Basterà questa coraggiosa novità teologica a
salvare Dio dal suo destino, che lo fa o troppo cattivo e potente, braccio
armato del sempiterno delirio di potenza, o così tenue e lontano da sparire
dall’orizzonte dell’uomo occidentale, che sempre più ne fa oggi a meno,
rinunciando a chiedersi ragioni e direzione della vita e puntando solo sui beni
materiali, senza attesa e voglia di bene e di giustizia? Non lo so. Non lo sa,
onestamente, neanche Mancuso, che ammette che la sua fede in questo Dio nasce
da una decisione morale per il bene e il giusto, per la pace, prima che dalla
riflessione teologica. Mancuso sa che si può amare la vita, il bene, l’ordine
armonioso, la pace e la giustizia e non cercare Dio per spiegarli, ma è
convinto che solo la misura assoluta della trascendenza garantisca la tenuta di
questi valori morali e cosmici. Senza il pensiero di Dio, secondo lui, bene e
giustizia restano appesi a un filo troppo fragile: perché si dovrebbero
cercare, con la fatica che comportano, anche quando, poniamo, sarebbe molto più
comodo e redditizio infischiarsene?

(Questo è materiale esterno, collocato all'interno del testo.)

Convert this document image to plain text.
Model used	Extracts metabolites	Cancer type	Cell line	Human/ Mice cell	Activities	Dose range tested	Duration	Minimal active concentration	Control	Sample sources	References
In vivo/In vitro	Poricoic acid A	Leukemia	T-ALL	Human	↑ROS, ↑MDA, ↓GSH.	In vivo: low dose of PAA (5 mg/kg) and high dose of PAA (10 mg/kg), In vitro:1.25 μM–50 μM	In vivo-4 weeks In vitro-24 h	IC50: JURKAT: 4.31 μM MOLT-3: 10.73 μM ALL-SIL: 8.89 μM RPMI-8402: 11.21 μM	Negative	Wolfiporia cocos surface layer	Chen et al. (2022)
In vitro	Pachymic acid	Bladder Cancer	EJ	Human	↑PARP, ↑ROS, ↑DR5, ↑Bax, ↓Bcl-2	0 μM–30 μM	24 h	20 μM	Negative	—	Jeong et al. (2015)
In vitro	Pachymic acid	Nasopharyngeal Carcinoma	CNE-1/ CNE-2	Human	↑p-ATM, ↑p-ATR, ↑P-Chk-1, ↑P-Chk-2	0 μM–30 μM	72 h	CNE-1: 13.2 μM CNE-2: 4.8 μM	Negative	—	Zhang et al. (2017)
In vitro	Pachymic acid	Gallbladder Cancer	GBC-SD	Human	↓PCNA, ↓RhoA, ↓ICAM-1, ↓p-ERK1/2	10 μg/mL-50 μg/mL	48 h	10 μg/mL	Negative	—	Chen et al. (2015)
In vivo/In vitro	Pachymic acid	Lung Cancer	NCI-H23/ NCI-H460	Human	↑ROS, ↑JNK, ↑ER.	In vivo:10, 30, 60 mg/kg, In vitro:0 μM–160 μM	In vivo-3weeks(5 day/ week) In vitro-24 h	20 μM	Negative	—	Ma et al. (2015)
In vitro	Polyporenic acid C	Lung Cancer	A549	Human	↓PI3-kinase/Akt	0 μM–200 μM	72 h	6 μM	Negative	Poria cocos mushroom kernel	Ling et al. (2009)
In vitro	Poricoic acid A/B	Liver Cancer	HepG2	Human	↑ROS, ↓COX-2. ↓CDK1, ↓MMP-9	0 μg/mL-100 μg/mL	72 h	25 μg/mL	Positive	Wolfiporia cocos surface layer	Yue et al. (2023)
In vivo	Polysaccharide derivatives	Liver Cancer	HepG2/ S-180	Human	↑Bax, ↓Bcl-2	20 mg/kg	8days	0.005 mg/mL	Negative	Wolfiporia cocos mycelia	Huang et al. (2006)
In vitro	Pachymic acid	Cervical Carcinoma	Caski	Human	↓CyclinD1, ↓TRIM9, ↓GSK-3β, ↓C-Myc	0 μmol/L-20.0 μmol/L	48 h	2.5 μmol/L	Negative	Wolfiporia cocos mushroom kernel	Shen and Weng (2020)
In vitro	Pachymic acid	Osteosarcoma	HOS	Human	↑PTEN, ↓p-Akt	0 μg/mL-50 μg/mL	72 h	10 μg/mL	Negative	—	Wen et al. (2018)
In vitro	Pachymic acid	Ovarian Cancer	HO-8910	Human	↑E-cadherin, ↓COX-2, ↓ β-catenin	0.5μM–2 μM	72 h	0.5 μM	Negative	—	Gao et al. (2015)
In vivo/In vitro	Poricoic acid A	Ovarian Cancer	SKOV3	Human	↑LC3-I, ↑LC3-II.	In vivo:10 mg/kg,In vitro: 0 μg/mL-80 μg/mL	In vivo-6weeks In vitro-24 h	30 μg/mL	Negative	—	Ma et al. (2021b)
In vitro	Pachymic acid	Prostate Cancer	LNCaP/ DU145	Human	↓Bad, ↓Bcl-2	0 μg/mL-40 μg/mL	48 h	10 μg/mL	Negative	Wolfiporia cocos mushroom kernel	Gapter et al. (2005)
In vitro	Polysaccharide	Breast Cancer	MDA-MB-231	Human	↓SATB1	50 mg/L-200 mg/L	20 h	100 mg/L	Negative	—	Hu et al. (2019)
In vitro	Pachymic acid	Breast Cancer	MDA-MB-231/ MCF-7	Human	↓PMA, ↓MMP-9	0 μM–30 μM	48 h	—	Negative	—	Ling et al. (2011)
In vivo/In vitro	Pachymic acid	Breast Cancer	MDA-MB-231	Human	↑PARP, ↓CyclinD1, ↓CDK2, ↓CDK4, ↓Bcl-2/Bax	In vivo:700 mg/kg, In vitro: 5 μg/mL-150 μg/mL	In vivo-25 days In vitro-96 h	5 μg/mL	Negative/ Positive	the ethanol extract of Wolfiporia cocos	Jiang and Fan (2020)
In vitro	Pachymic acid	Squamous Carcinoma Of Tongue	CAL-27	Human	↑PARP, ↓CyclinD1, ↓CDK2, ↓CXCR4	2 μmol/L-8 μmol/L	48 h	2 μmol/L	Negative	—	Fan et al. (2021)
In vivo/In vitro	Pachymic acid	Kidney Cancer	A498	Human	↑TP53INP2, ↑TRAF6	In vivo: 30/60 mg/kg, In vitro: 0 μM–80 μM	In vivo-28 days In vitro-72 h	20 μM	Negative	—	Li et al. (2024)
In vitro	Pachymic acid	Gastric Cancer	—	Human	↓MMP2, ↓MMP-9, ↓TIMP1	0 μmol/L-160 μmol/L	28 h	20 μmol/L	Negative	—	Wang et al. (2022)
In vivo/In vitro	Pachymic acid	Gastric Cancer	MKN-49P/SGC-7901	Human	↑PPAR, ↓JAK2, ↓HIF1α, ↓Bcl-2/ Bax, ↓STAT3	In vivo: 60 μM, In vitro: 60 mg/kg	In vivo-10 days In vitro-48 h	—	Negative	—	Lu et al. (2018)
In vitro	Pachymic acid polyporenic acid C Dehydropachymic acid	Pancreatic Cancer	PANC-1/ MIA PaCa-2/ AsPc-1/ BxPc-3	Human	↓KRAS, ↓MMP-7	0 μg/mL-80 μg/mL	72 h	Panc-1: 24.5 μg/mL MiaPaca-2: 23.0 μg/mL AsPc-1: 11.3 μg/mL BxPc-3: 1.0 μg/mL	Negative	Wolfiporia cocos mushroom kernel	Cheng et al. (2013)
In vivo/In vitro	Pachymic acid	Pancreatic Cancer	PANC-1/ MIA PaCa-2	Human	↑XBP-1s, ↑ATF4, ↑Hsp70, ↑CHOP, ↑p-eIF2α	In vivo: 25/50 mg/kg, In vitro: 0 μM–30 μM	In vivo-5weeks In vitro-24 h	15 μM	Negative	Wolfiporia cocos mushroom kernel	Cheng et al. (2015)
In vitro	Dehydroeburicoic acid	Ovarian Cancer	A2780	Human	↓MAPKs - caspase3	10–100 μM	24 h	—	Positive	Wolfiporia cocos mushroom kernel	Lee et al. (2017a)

Sta qui la generosità morale di questa
teologia rivoluzionaria, che non si ferma di fronte a nessun rischio
conoscitivo perché crede in un progetto di bene, di senso, in una creazione
continua, bisognosa di incessante perfezionamento e miglioramento da parte di
Dio e da parte dell’uomo. Mancuso si rivela figlio maturo del cristianesimo
proprio nel momento in cui ne congeda gran parte della storia e della teologia:
solo un cristiano convinto può infatti avere ancora tanta fiducia nell’uomo
da
puntare sulla sua ansia di senso, di armonia, di bellezza, di bene, piuttosto
che sulla sbadataggine ottusa in cui a me sembra purtroppo, oggi come non mai,
immerso. Ma una cosa è certa, dopo l’orrore di Parigi, e il libro di Mancuso la
insegna con coraggio: bisogna ripudiare il dio potente e oscuro nel cui nome si
è ucciso, si uccide e ci si uccide, rispuntato imprevedibilmente dal Medioevo
teologico nel XXI secolo ad armare i nuovi fondamentalisti.